The April 2004 case involves allegations by certain health providers including Southwest Louisiana Hospital Association against First Health for violating the notice provisions of Louisiana’s Any Willing Provider Act for the treatment of injured workers with compensation claims.
According to the health providers, First Health kept the workers uninformed and reimbursed them for the damages at the lower preferred provider organization contracted rates, instead of the mandated workers’ compensation rates, which are higher.
First Health denied the claims and filed a motion citing that all the workers were paid as per the guidelines issued by the US District Court for the Western District of Louisiana. However, the motion was rejected.

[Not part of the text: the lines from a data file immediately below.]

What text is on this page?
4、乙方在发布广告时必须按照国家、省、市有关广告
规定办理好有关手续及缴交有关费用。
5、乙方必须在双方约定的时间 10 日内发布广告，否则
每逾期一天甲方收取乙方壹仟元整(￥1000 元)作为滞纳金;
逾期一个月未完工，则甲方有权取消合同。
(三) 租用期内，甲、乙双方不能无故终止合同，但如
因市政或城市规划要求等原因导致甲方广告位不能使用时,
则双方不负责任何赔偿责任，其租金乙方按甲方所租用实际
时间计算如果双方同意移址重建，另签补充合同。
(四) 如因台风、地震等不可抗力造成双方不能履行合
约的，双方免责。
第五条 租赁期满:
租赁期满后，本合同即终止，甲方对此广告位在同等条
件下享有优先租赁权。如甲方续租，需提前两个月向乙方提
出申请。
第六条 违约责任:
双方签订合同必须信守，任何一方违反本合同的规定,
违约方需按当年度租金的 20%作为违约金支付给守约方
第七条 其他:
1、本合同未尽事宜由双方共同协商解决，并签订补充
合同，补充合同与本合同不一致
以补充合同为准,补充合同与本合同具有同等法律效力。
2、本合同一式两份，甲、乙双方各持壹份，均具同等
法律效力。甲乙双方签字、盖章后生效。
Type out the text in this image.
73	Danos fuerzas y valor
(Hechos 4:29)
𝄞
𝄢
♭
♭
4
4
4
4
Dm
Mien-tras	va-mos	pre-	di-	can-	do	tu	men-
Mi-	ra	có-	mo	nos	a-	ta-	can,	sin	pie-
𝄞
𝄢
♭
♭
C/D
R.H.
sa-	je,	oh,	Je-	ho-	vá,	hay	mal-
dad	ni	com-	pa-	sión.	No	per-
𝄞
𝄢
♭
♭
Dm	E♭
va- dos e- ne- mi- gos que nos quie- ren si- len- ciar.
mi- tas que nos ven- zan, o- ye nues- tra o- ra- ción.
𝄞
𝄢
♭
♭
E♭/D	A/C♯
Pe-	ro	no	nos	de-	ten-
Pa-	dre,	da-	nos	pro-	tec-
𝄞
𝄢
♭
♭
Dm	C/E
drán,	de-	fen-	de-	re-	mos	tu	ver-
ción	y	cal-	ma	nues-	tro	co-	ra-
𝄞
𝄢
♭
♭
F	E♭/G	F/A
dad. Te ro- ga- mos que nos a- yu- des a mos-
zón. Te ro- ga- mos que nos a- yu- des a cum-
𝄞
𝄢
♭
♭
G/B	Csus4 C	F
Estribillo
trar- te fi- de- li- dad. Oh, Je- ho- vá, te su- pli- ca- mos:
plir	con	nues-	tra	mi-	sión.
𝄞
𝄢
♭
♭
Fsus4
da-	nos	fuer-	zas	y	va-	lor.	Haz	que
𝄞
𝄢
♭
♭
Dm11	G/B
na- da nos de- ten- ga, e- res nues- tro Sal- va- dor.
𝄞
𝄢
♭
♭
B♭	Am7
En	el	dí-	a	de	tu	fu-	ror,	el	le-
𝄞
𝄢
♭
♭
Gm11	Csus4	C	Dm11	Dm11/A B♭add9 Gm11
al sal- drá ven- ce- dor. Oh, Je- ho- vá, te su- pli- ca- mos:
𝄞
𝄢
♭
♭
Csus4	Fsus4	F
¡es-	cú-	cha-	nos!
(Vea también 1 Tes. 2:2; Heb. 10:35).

Moreover, Coventry states that the court does not possess any supportive facts regarding this decision. Hence, it intends to demand a rehearing and explore other avenues of appeal. Coventry is believed to have sufficient resources to pay any final judgment in the litigation should the appeals prove unsuccessful.
The class action lawsuit will result in a one-time pre-tax charge of $278 million in the second quarter of 2010, which will reduce the quarter’s earnings by about $1.18 per share.
The 2010 EPS outlook was also revised to $1.57−$1.72 in view of the impact of the charge, down from the prior range of $2.35−$2.50 per share. Excluding the charge, Coventry anticipates the EPS outlook to increase by 40 cents per share to range between $2.75 and $2.90. This forecast includes the earnings of 28 cents per share from Medicare Advantage Private-Fee-for-Service through May 31, 2010.
Coventry’s lawsuit did not affect the ratings given by Fitch. The rating agency believes that these charges will not influence the credit metrics of the company. Fitch has an issuer debt rating of ‘BBB’ on Coventry, with a negative outlook, reflecting risks associated with health care reform proposals.
Coventry has a solid fundamental business and has continued to grow with all seven core businesses performing at or above internal expectations during the first quarter of 2010.
Coventry intends to expand its footprint in the Midwest and has thus, agreed to acquire Mercy Health Plans , consisting of MHP Inc. and its subsidiaries from the Sisters of Mercy Health System, on June 30, 2010. In February, the company completed the acquisition of Preferred Health Systems Inc. based in Kansas, and the wholly owned health insurance subsidiary of Via Christi Health System Inc.
We believe that Coventry’s acquisitive growth strategy will expand its presence in the Midwest, where it can leverage its regional service centers and improve operating efficiencies, largely through economies of scale. However, we remain concerned that the shares would plummet if the company is found guilty and has to pay damages to settle the case.